28 de julho de 2013

DÉCIMO DOMINGO DEPOIS DE PENTECOSTES

Inspiração e assistência

Nosso Senhor nos apresenta o contraste impressionante entre o fariseu orgulhoso e o publicano humilde.

O primeiro dá graças a Deus de ser melhor que os demais homens.

O segundo se reconhece como um pobre pecador e suplica a Deus que tenha misericórdia dele.

É a imagem do pecador orgulhoso e do justo humilde.

A Igreja tem por fim conduzir as almas a esta justiça e afastá-las do mal: é a sua missão divina.

Uma tal missão exige uma assistência divina, que não se deve confundir com: inspiração divina.

Já falamos da inspiração divina, dada por Deus aos profetas a aos Apóstolos; vamos agora tratar da assistência divina para melhor compreendermos a diferença entre o regime antigo e o novo, entre os princípios da Igreja e o seu governo atual.

Examinemos separadamente:

1. Em que consiste a inspiração;
2. Em que consiste a assistência.

A inspiração tinha por fim revelar novas verdades; a assistência tem por fim conservar e explicar as verdades reveladas.

I. A Inspiração

A inspiração é uma ação divina sobre a Escritura ou sobre o escritor; em virtude da qual a escritura tem o próprio Deus como autor.

A inspiração não é simplesmente passiva no sentido que Deus inspira ao escritor o desejo de escrever e o assiste para que não escreva erros, sem sugerir-lhe a verdade a escrever; mas ela é positiva, o que quer dizer que Deus inspira o escritor sacro a escrever, o ajuda enquanto escreve e lhe sugere o que deve escrever e como deve escrevê-lo.

Toda Escritura é divinamente inspirada, diz o Apóstolo. (II. Tim. III. 16)

Um simples raciocínio nos fará compreender isso.

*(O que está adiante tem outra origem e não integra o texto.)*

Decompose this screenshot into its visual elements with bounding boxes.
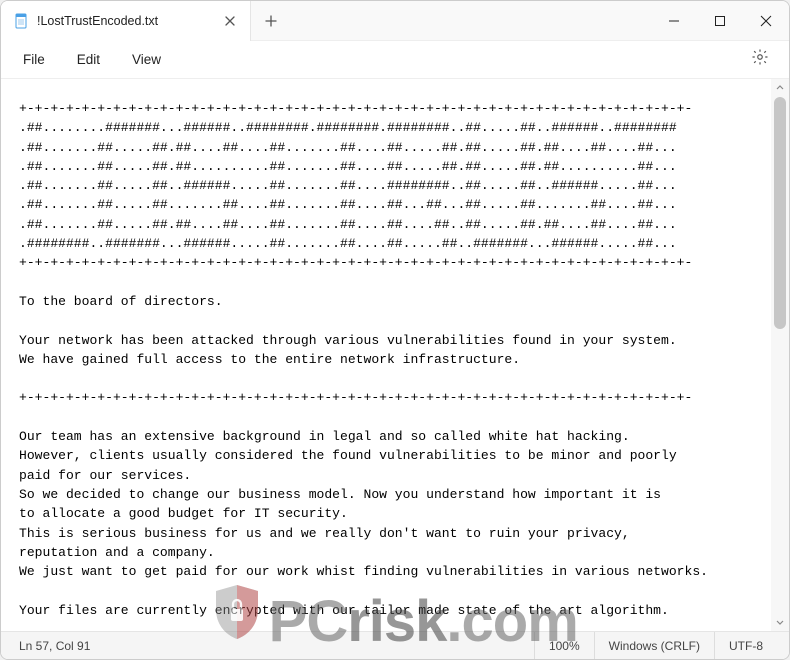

Tudo o que deve ser crido de fé divina deve ser revelado por Deus;

Ora, toda a Sagrada Escritura deve ser crida de fé divina.

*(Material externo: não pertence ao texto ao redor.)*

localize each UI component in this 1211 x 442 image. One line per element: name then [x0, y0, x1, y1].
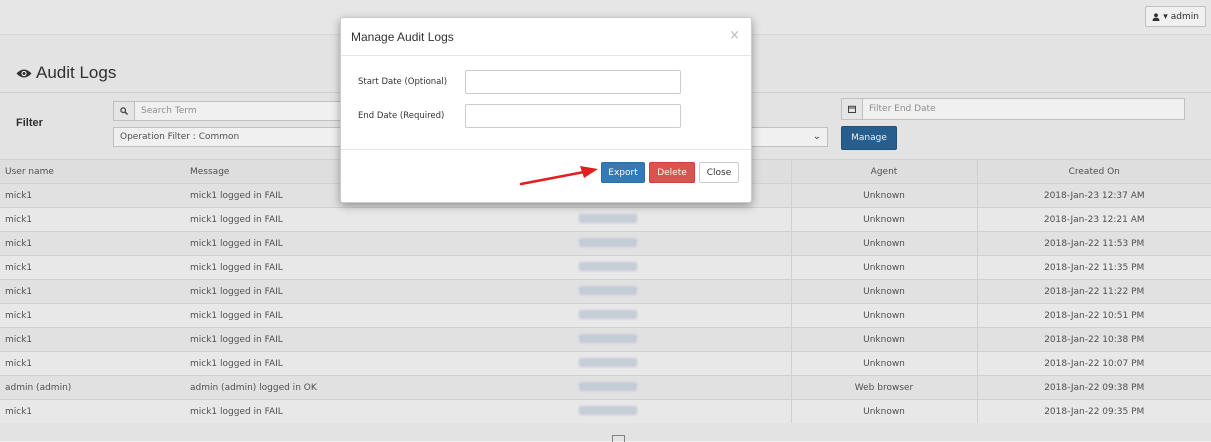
modal-header: Manage Audit Logs × [341, 18, 751, 56]
close-button[interactable]: Close [699, 162, 739, 183]
start-date-row: Start Date (Optional) [341, 70, 751, 94]
start-date-label: Start Date (Optional) [358, 77, 448, 87]
delete-button[interactable]: Delete [649, 162, 695, 183]
annotation-arrow-icon [519, 166, 598, 186]
export-button[interactable]: Export [601, 162, 645, 183]
start-date-input[interactable] [465, 70, 681, 94]
end-date-label: End Date (Required) [358, 111, 445, 121]
modal-title: Manage Audit Logs [351, 30, 454, 44]
end-date-row: End Date (Required) [341, 104, 751, 128]
close-icon[interactable]: × [729, 28, 740, 43]
end-date-input[interactable] [465, 104, 681, 128]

Logo, tudo nela é revelado por Deus.

Se a inspiração não fosse positiva, de fato, não existiria nenhuma diferença entre a Sagrada Escritura e as decisões da Igreja.

O Papa Leão XIII destacou bem esta verdade fundamental quando escreveu:

“O Espírito Santo, pela sua virtude sobrenatural, excitou e moveu os Escritores Sacros e os assistiu de tal modo, que lhes inspirou a idéia de escrever; estes escreveram exatamente e expressaram com infalível verdade o que Ele ordenou. Se assim não fosse, o Espírito Santo não seria o autor da Sagrada Escritura inteira”. (Encicl.: De studiis scrip. sacr.)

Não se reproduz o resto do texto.